As per the statistics of Amica, insurance companies should determine the factors of an occurrence of tornado like size, scope, extent and potential impacts before hand on its occurrence in order to efficiently respond to an event and be able to shield it.

In an estimation of about 1,200 tornadoes hit the US every year. They hold the destruction cause of an average of 70 fatalities, 1,500 injuries, and significant damage and destruction . Wind from tornadoes can reach to the speed of more than 300 mph, and damage paths can be more than one mile wide and 50 miles long as measured which is enough to cause massive level of destruction.

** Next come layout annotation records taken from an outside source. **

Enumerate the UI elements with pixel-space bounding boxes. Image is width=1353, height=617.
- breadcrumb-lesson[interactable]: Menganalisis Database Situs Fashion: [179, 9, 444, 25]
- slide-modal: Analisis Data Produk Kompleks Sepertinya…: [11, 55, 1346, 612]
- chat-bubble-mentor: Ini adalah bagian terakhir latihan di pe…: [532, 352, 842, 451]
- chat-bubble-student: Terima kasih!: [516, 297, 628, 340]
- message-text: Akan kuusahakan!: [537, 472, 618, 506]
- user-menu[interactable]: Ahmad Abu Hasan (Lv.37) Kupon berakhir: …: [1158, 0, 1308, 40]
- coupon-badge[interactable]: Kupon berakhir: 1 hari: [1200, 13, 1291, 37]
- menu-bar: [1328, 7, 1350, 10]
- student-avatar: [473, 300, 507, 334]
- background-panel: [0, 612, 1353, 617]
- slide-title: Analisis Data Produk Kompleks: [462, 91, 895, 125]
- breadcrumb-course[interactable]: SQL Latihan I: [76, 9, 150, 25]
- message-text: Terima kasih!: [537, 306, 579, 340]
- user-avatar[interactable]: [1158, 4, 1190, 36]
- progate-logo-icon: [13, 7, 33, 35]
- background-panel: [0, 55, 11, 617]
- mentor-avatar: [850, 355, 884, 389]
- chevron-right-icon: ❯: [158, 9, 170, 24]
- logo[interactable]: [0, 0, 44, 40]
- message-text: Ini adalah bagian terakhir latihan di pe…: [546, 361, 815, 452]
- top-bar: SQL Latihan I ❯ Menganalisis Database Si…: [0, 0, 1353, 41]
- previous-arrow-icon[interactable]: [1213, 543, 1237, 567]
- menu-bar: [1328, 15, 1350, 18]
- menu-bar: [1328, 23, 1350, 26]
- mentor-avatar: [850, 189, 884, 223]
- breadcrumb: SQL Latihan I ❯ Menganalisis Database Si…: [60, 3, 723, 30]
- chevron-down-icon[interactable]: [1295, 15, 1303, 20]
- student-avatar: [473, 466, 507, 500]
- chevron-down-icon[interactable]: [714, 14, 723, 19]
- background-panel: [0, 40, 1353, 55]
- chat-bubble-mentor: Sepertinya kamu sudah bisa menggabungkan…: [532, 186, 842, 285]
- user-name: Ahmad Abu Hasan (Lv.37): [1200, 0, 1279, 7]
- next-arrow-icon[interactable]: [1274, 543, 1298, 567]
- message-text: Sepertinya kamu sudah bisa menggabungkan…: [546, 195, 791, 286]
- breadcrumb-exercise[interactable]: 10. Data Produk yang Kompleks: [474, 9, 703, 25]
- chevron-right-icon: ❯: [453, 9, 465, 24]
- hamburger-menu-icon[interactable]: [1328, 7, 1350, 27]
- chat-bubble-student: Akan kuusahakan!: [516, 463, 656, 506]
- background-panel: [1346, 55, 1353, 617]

What Are The Views Of Leading Members Of The Firm On This 

Brian Leroux, claims innovation supervisor at Amica, said, “By using Canopy’s data, we’re able to proactively reach out to impacted policyholders and quickly plan an appropriate response.”
Matt Van Every, CEO of Canopy Weather, added, “We are pleased to be serving Amica, and that our tornado data enables them to respond with unparalleled speed and precision, clearing the ‘information fog’ within minutes after a tornado strikes. In real time, tornadoes are incredibly difficult to pin down at the street or building level, let alone which side of a town was hit. Our team of meteorologists have been working toward this tornado capability for almost a decade. Previously, it typically took days to gather information about what was or was not hit; now it’s mere hours.”